Balaji Lakshminarayanan
Staff Research Scientist
Google Brain

Abstract

Deep neural networks can make overconfident errors and assign high confidence predictions to inputs far away from the training data. Well-calibrated predictive uncertainty estimates are important to know when to trust a model's predictions, especially for safe deployment of models in applications where the train and test distributions can be different. I'll first present some concrete examples that motivate the need for uncertainty and out-of-distribution (OOD) robustness in deep learning. Next, I'll present an overview of our recent work focused on building neural networks that know what they don’t know: this includes methods which improve single model uncertainty (e.g. spectral-normalized neural Gaussian processes), methods which average over multiple neural network predictions such as Bayesian neural nets and deep ensembles, and methods that leverage better representations (e.g. improving “near-OOD” detection).

Speaker Bio

Balaji Lakshminarayanan is a staff research scientist at Google Brain.

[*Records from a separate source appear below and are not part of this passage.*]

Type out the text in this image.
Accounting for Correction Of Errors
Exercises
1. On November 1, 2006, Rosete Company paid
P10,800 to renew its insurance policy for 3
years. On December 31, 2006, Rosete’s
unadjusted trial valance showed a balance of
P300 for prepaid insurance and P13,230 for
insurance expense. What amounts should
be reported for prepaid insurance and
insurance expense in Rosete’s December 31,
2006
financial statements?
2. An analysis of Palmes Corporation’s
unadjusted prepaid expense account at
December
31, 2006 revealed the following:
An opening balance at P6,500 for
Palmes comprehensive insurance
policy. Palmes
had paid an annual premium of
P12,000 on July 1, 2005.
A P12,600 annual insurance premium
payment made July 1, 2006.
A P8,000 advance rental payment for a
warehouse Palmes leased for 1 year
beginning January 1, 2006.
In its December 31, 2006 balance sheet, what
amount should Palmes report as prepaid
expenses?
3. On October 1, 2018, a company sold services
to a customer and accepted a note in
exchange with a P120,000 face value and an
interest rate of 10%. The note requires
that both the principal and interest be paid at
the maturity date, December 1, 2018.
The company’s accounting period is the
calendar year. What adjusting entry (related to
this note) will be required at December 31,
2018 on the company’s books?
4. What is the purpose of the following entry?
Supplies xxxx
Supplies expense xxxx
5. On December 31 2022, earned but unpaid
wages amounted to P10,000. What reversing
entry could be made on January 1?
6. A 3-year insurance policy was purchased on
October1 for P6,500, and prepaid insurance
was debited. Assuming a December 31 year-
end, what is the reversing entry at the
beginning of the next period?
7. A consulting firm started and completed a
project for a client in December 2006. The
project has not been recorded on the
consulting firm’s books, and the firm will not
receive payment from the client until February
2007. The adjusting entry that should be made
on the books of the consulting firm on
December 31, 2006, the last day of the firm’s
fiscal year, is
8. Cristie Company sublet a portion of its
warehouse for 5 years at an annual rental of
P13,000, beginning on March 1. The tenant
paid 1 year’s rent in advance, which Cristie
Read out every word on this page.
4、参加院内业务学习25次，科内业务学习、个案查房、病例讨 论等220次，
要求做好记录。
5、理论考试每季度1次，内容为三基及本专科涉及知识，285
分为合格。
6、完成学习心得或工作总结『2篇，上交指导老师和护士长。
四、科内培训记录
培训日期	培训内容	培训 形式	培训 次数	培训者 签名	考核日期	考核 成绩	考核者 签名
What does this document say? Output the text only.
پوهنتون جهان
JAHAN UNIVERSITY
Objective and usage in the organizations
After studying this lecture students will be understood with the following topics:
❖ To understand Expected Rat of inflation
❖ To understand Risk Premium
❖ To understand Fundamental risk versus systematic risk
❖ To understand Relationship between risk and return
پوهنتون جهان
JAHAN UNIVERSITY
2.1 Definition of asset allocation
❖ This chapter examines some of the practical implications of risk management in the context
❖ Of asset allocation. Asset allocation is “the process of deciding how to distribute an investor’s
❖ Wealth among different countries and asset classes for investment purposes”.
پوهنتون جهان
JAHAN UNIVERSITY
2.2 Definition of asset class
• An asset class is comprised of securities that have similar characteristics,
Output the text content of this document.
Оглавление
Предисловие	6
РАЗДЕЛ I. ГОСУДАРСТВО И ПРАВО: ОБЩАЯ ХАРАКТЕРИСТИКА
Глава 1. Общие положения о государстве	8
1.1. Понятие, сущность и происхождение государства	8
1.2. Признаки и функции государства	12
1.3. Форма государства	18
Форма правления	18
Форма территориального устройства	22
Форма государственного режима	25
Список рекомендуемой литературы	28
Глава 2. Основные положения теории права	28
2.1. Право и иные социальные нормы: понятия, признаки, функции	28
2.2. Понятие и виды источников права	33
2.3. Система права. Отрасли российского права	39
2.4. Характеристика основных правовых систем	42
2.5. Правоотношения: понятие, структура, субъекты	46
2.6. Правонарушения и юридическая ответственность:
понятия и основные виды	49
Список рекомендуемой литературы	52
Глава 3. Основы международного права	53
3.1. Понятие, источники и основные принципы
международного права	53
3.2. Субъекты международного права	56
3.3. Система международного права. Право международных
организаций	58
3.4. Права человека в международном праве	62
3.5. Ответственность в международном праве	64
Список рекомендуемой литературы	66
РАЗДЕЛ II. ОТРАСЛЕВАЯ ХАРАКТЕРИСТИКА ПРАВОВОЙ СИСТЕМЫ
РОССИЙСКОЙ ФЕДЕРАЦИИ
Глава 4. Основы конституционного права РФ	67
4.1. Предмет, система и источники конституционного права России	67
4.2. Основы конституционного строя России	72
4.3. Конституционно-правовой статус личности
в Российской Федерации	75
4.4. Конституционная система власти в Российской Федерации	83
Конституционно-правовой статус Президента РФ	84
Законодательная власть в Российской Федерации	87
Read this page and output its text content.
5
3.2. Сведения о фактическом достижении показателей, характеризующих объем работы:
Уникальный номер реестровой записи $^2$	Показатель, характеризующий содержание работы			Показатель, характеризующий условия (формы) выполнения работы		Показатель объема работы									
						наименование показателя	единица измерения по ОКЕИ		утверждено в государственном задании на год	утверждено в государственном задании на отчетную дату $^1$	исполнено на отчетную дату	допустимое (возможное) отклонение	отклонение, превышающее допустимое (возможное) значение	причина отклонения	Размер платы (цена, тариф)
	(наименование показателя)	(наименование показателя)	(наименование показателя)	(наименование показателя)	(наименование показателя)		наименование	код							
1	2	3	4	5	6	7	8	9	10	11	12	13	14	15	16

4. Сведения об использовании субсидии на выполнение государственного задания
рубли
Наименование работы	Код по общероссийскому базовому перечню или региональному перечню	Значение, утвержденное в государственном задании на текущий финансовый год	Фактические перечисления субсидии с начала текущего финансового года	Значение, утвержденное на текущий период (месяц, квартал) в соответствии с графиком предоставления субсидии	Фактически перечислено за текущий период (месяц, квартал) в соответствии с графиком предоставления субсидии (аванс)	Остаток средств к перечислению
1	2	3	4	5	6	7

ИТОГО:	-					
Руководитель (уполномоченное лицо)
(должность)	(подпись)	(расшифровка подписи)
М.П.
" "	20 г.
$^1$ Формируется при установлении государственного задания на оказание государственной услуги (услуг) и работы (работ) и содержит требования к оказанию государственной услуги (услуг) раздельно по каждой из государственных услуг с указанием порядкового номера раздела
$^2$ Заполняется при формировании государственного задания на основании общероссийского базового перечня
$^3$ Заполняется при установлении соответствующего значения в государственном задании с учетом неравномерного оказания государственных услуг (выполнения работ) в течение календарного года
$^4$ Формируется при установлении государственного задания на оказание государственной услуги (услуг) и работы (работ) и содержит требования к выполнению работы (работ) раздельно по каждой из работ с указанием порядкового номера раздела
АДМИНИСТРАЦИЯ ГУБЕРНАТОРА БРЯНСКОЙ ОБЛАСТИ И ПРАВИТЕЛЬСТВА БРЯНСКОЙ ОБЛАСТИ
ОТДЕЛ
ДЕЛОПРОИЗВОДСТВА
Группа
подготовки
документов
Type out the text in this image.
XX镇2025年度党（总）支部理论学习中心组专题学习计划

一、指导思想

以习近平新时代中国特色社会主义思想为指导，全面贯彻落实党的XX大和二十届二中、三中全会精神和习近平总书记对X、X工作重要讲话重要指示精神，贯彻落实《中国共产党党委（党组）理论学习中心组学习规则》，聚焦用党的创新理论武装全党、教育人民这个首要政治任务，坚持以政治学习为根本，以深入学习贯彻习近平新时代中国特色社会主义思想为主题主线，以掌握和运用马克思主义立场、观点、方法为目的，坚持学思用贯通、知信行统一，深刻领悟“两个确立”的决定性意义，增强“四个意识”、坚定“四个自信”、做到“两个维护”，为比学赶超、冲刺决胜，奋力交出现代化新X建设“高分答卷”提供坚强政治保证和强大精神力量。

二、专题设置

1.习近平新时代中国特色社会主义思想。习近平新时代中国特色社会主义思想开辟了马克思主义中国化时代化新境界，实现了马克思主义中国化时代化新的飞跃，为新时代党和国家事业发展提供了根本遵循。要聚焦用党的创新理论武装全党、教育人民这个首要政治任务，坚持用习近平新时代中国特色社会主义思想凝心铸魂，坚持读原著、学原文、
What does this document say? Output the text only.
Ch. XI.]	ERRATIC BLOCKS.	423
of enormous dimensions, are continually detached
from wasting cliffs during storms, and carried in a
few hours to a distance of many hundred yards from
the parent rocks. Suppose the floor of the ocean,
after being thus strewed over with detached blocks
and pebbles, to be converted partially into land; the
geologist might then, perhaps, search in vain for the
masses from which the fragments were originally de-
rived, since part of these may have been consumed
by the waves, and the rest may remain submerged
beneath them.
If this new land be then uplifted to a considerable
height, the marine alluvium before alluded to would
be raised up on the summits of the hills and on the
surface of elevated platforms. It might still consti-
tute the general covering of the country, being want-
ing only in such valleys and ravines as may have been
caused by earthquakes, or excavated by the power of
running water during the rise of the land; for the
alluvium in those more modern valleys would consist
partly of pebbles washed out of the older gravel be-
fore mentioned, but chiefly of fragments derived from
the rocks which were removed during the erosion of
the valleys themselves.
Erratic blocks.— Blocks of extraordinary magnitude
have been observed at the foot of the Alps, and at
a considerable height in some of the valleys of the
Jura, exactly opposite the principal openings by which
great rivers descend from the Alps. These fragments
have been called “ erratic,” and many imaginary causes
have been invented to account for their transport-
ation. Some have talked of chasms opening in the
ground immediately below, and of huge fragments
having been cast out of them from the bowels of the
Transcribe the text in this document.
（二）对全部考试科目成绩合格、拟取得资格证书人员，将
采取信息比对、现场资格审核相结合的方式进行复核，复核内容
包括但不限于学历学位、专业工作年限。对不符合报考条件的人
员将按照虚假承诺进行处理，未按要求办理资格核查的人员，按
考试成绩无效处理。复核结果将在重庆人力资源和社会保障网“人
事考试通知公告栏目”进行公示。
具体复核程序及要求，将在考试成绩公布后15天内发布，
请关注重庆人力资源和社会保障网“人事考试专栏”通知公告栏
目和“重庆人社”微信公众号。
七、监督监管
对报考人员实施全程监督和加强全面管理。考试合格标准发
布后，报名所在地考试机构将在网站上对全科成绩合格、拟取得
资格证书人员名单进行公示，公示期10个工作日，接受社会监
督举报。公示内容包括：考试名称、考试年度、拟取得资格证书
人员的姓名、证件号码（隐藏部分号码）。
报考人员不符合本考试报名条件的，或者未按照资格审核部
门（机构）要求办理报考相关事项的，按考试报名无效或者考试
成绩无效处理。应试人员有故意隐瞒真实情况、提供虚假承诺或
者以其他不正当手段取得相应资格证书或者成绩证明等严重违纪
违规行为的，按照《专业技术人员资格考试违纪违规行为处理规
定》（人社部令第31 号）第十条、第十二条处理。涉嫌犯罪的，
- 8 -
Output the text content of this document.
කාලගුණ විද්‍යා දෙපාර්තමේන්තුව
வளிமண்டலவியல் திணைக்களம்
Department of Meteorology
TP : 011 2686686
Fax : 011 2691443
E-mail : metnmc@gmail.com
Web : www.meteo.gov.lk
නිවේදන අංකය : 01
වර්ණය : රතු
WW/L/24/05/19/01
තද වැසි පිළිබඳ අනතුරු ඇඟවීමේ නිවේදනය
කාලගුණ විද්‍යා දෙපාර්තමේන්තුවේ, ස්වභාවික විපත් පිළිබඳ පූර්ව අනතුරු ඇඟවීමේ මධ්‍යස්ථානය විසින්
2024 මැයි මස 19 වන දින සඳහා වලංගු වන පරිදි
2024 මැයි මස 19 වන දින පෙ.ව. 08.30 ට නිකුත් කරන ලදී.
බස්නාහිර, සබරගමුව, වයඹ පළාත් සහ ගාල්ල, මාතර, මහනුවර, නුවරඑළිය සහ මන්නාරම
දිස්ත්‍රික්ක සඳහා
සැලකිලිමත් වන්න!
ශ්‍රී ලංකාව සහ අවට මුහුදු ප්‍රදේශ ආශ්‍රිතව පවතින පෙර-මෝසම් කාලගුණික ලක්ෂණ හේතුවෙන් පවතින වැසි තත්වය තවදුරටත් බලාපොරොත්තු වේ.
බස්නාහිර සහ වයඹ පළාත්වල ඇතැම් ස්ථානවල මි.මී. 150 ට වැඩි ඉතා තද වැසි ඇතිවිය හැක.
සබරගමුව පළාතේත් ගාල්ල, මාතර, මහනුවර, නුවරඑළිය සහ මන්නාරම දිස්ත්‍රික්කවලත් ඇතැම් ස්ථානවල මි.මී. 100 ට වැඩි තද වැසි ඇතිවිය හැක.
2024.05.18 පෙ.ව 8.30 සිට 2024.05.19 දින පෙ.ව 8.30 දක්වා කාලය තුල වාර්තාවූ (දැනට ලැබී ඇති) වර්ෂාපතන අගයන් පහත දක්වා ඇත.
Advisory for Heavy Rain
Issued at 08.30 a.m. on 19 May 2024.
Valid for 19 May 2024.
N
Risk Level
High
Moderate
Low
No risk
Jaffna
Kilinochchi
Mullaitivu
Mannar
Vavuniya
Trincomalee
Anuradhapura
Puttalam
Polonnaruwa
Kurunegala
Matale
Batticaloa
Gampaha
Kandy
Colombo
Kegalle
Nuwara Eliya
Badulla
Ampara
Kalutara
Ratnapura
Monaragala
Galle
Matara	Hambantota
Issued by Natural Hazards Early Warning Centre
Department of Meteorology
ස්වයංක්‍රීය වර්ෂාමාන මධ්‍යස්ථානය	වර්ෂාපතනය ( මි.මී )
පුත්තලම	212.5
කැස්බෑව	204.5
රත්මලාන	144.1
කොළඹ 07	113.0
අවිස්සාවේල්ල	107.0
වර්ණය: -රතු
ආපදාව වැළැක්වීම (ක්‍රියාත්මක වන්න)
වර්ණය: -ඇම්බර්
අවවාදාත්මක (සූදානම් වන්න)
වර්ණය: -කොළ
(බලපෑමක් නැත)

His recent research is focused on probabilistic deep learning, specifically, uncertainty estimation, out-of-distribution robustness and applications. Before joining Google Brain, he was a research scientist at DeepMind. He received his PhD from the Gatsby Unit, University College London and Master’s degree from Oregon State University. He has co-organized several workshops on "Uncertainty and Robustness in deep learning" and served as Area Chair for NeurIPS, ICML, ICLR and AISTATS.